The physics of the circulatory system, as of any fluid system, are very complex (see e.g. Elasticity of the aorta, Navier-Stokes equations, Windkessel model and Blood pressure: models).

Many physical and physiological factors influence BP. Cardiac output is heart rate times stroke volume. It represents the efficiency with which the heart circulates blood throughout the body.

Some other physical factors are:

Blood volume   The higher the blood volume, the higher the cardiac output.

Resistance  The higher the resistance, the higher the BP. Resistance is related to size (the larger the blood vessel, the lower the resistance: see Poiseuille’s law), as well as the smoothness of the blood vessel walls. Various substances (vasoconstrictors and vasodilators) change vessel diameter, thereby changing BP.
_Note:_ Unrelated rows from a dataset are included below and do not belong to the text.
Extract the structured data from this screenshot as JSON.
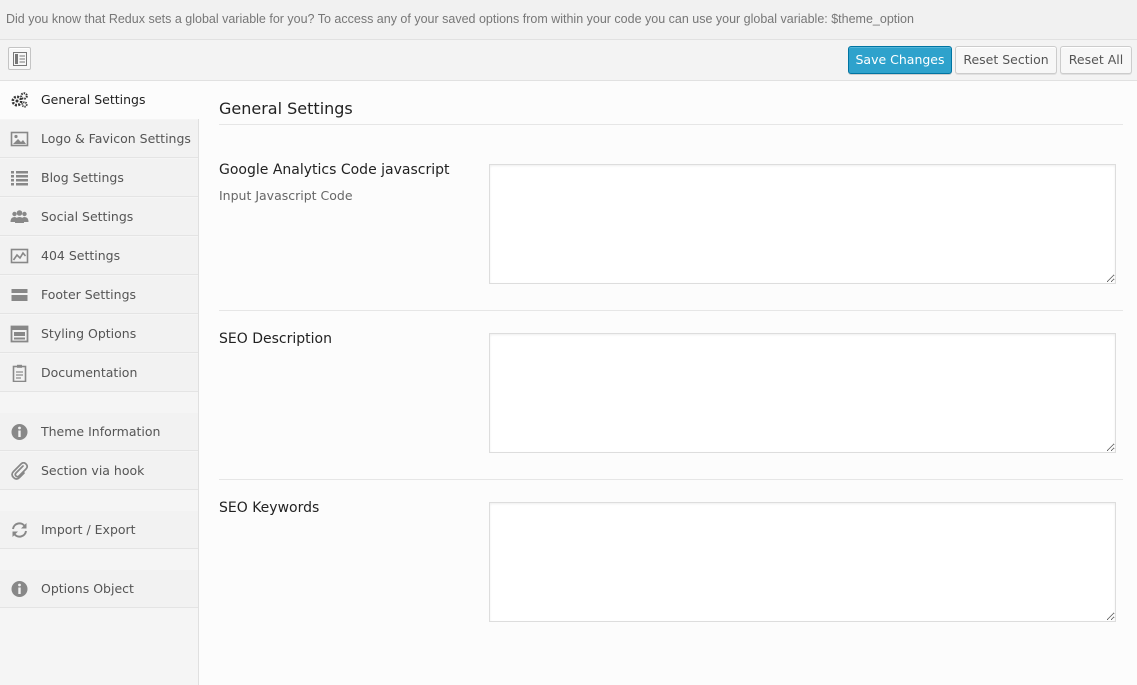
{
  "notice": {
    "text": "Did you know that Redux sets a global variable for you? To access any of your saved options from within your code you can use your global variable: $theme_option"
  },
  "toolbar": {
    "expand_icon": "expand-panel-icon",
    "save_label": "Save Changes",
    "reset_section_label": "Reset Section",
    "reset_all_label": "Reset All"
  },
  "sidebar": {
    "items": [
      {
        "label": "General Settings",
        "icon": "cogs-icon",
        "active": true
      },
      {
        "label": "Logo & Favicon Settings",
        "icon": "picture-icon"
      },
      {
        "label": "Blog Settings",
        "icon": "list-icon"
      },
      {
        "label": "Social Settings",
        "icon": "group-icon"
      },
      {
        "label": "404 Settings",
        "icon": "chart-icon"
      },
      {
        "label": "Footer Settings",
        "icon": "footer-icon"
      },
      {
        "label": "Styling Options",
        "icon": "website-icon"
      },
      {
        "label": "Documentation",
        "icon": "clipboard-icon"
      },
      {
        "label": "Theme Information",
        "icon": "info-icon"
      },
      {
        "label": "Section via hook",
        "icon": "paperclip-icon"
      },
      {
        "label": "Import / Export",
        "icon": "refresh-icon"
      },
      {
        "label": "Options Object",
        "icon": "info-icon"
      }
    ]
  },
  "main": {
    "section_title": "General Settings",
    "fields": [
      {
        "label": "Google Analytics Code javascript",
        "description": "Input Javascript Code",
        "value": ""
      },
      {
        "label": "SEO Description",
        "description": "",
        "value": ""
      },
      {
        "label": "SEO Keywords",
        "description": "",
        "value": ""
      }
    ]
  },
  "colors": {
    "primary": "#2ea2cc",
    "primary_border": "#0074a2",
    "icon": "#888888"
  }
}
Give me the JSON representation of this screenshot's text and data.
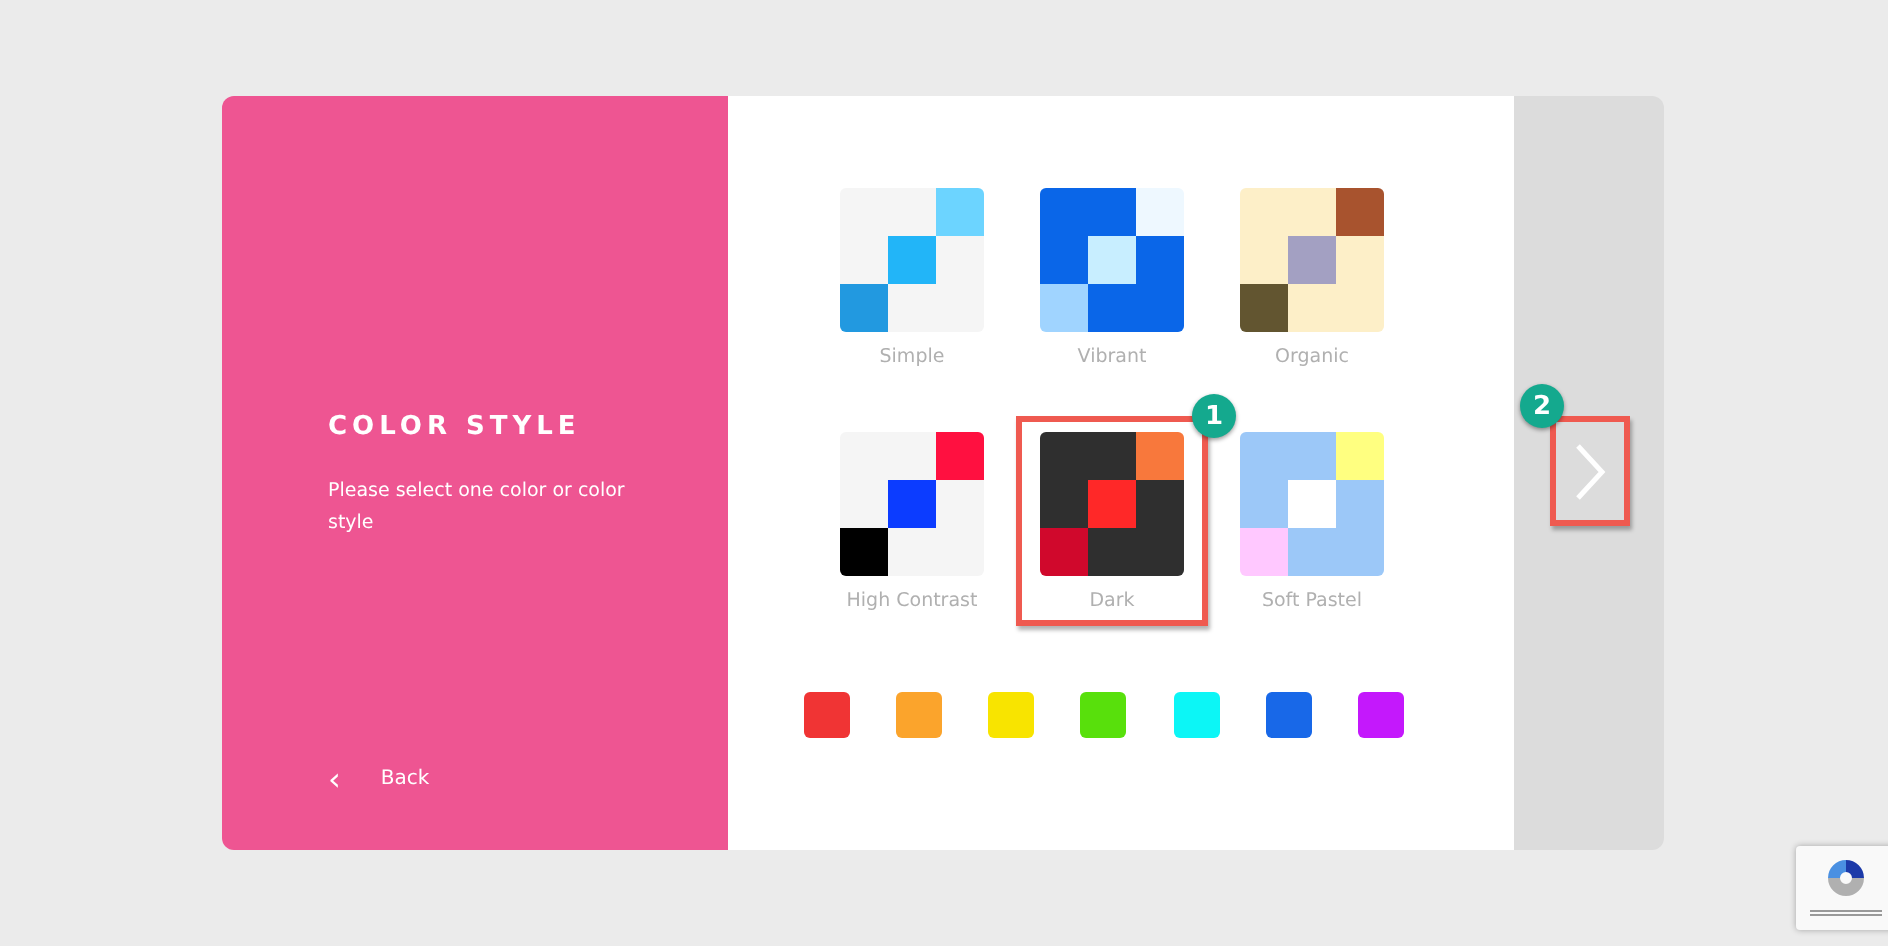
{
  "intro": {
    "title": "COLOR STYLE",
    "description": "Please select one color or color style",
    "back": {
      "icon": "‹",
      "label": "Back"
    }
  },
  "styles": [
    {
      "label": "Simple",
      "selected": false,
      "cells": [
        {
          "color": "#f5f5f5"
        },
        {
          "color": "#6cd4ff"
        },
        {
          "color": "#22b5f8"
        },
        {
          "color": "#2299e0"
        }
      ]
    },
    {
      "label": "Vibrant",
      "selected": false,
      "cells": [
        {
          "color": "#0a66e8"
        },
        {
          "color": "#eef8ff"
        },
        {
          "color": "#c8eeff"
        },
        {
          "color": "#a0d4ff"
        }
      ]
    },
    {
      "label": "Organic",
      "selected": false,
      "cells": [
        {
          "color": "#fdefc8"
        },
        {
          "color": "#a8532e"
        },
        {
          "color": "#a3a0c2"
        },
        {
          "color": "#625530"
        }
      ]
    },
    {
      "label": "High Contrast",
      "selected": false,
      "cells": [
        {
          "color": "#f5f5f5"
        },
        {
          "color": "#ff1040"
        },
        {
          "color": "#0c3cff"
        },
        {
          "color": "#000000"
        }
      ]
    },
    {
      "label": "Dark",
      "selected": true,
      "callout": "1",
      "cells": [
        {
          "color": "#2f2f2f"
        },
        {
          "color": "#f8783c"
        },
        {
          "color": "#ff2828"
        },
        {
          "color": "#d0082c"
        }
      ]
    },
    {
      "label": "Soft Pastel",
      "selected": false,
      "cells": [
        {
          "color": "#9cc8f8"
        },
        {
          "color": "#ffff80"
        },
        {
          "color": "#ffffff"
        },
        {
          "color": "#ffc8ff"
        }
      ]
    }
  ],
  "colors": [
    {
      "color": "#f03434"
    },
    {
      "color": "#fba42c"
    },
    {
      "color": "#f8e400"
    },
    {
      "color": "#58e00c"
    },
    {
      "color": "#0cf6f6"
    },
    {
      "color": "#1868e8"
    },
    {
      "color": "#c418fc"
    }
  ],
  "next": {
    "callout": "2"
  }
}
Viscosity   Increase results in increase of resistance and so of  BP. Anemia reduces and hyperemia increases viscosity. Viscosity also increases with blood sugar concentration.

 

Mean arterial pressure (MAP)

The MAP in the arteries supplying the body is a result of the heart pumping blood from the veins back into the arteries. The up and down fluctuation of the arterial BP results from the pulsatile nature of the cardiac output (see Blood pressure: pulse pressure). The larger arteries are low resistance have high flow rates that generate only small drops in pressure. For instance, with a subject in the supine position, blood traveling from the heart to the toes typically only experiences a 5-mmHg drop in mean pressure.

 

Orthostatic hypotension

Sometimes BP drops significantly when a patient stands up from sitting. This is orthostatic hypotension; gravity reduces the rate of blood return from the body veins below the heart back to the heart, thus reducing stroke volume and cardiac output.

A few seconds are needed for recovery and if too slow or inadequate, the individual will suffer reduced blood flow to the brain, resulting in dizziness and potential blackout. Increases in G-loading, such as routinely experienced by supersonic jet pilots "pulling Gs", greatly increases this effect. Repositioning the body perpendicular to gravity largely eliminates the problem.